The mere whiff of an economic recovery has sent the prices of many industrial metals soaring. A genuine recovery and/or inflationary trend will cause prices to soar even more. Heck, we may not even need much of a rebound. Current extraction rates of certain metal minerals imply we’re going to see some big price moves soon.
Andre Diederen is a senior research scientist at TNO, in Holland, a sort of think tank aiming to apply scientific knowledge to industry and government. Diederen argues in a recent research paper that we face a “looming metal minerals crisis.”
“During the next few decades,” he says, “we will encounter serious problems mining many important metal minerals at the desired extraction rates. Amongst them are all precious metals (gold, silver and platinum- group metals), zinc, tin, indium, zirconium, cadmium, tungsten, copper, manganese, nickel and molybdenum.”
Diederen advances in this forecast because many of these metal minerals have relatively low reserves. As we’ve mined much of the high-grade ores, we now have to dig deeper and process more rock to get a given amount of metal. Lower grades require exponentially more energy, as Diederen shows. So he believes that the “decades-old paradigm of increasing reserves as demand rises” is no longer valid without cheap and abundant energy. The bump up in costs will be so great, in fact, that much of the known mineral resources will never become economically viable reserves.
By his estimate, the planet holds less than a 50-year supply of a number of essential metals and minerals.
More importantly, we reach peak production of many metals well before the 50-year period is up. For example, the remaining lifetime reserve of zirconium is 19 years, but peak production is well behind us already (1994). Referring to the chart below, Diederen writes: “Although exact data fail, the elements strontium [Sr] through niobium [Nb] will soon reach their peak production or have already passed their maximum extraction rates.”
All the elements here face stiff headwinds as far as increasing extraction rates. Some of the more interesting ones – from left to right – include silver (Ag), gold (Au), molybdenum (Mo) and niobium. The latter is worth highlighting because Capital & Crisis recommendation, IAMGOLD (IAG:nyse), owns a niobium mine that is something of a wild card to value, but throws off significant cash flow. It is also one of only three such mines in the world and produces 8% of world supply. It’s a nice little bonus you get for owning IAMGOLD.

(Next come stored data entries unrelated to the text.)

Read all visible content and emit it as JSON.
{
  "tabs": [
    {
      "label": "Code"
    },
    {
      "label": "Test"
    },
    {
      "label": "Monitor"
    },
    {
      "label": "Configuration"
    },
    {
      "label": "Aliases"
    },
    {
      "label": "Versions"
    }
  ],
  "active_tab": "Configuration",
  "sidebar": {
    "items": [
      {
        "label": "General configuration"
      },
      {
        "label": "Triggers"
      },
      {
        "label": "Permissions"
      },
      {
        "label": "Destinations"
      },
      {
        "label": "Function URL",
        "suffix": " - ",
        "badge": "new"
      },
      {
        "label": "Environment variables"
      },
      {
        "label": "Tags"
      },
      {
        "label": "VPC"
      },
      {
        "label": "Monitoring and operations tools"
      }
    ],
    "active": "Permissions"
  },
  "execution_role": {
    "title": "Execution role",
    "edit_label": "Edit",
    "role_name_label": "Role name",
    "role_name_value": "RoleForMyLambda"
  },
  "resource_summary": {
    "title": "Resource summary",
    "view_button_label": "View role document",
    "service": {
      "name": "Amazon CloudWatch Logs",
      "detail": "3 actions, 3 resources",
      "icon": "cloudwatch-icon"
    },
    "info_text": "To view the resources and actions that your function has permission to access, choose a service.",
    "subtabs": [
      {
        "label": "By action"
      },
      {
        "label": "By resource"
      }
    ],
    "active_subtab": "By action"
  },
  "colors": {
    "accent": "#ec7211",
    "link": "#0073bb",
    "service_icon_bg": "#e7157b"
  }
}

Diederen also makes the case that many metal minerals have no acceptable substitutes for their major applications. And finally, even where we have plenty of proven reserves, we may still face supply constraints because so much of the resource is in one place that is not easy to access. An example Diederen uses is chromium, which is mainly located in Kazakhstan and southern Africa.
Common ideas people put forward that would avert the Diederen thesis include recycling and technological progress. As to the former, Diederen makes a good case that even with more intense recycling, we’ll need more primary production to meet growing needs. As to the latter, he cites the Jevons Paradox: that when we use something more efficiently because of technological progress, we wind up using more of the resource in absolute terms. Certainly, you can see that with oil over the long term.
Car engines and all kinds of applications are more energy-efficient than ever, yet our oil usage in absolute terms has gone up materially over the years.
The developing supply crunch in these metal minerals sets the backdrop for a major, long-term bull market.
Molybdenum is one of the most interesting metal minerals from an investment standpoint. That’s why I have recommended Thompson Creek (TC:nyse), a major miner of molybdenum, to the subscribers of my investment letter, Capital & Crisis. I’ve stuck with this story despite a gut-wrenching, hair-whitening ride. Over the last two years, the stock has traded as high as $25 per share and as low as two dollars. It currently sits at $11.70. The story here is all molybdenum, the price of which has drifted down to about $11 a pound from prices around $35 in the middle of last year. So if we don’t see a rise in moly prices, TC isn’t going anywhere.
But longer term, I see good reasons for moly to rise, mostly tied to the story of steel demand, against a rather tighter supply of moly. But for now, the company had $262 million in cash last quarter end. It also raised another $200 million after the quarter ended. So the market cap is now about $1.6 billion and the company has practically no debt and nearly $500 million in cash.
Thompson Creek could be acquired by a copper miner, such as Freeport- McMoRan, looking to boost its exposure to moly. More likely, I think, is that Thompson Creek uses its cash hoard to buy a more-cash-strapped competitor. We’ll see. But the stock seems ripe for M&A with all that cash.
Detour Gold (DGC:tsx; DRGDF:pink sheets) is another ripe takeover candidate. In a world where the gold majors are struggling to increase production, Detour has the largest deposit not already owned by one of the biggies.
As metal minerals prices slowly rebuild their momentum, I would expect to see a large number of takeover deals in the sector. Place your bets now.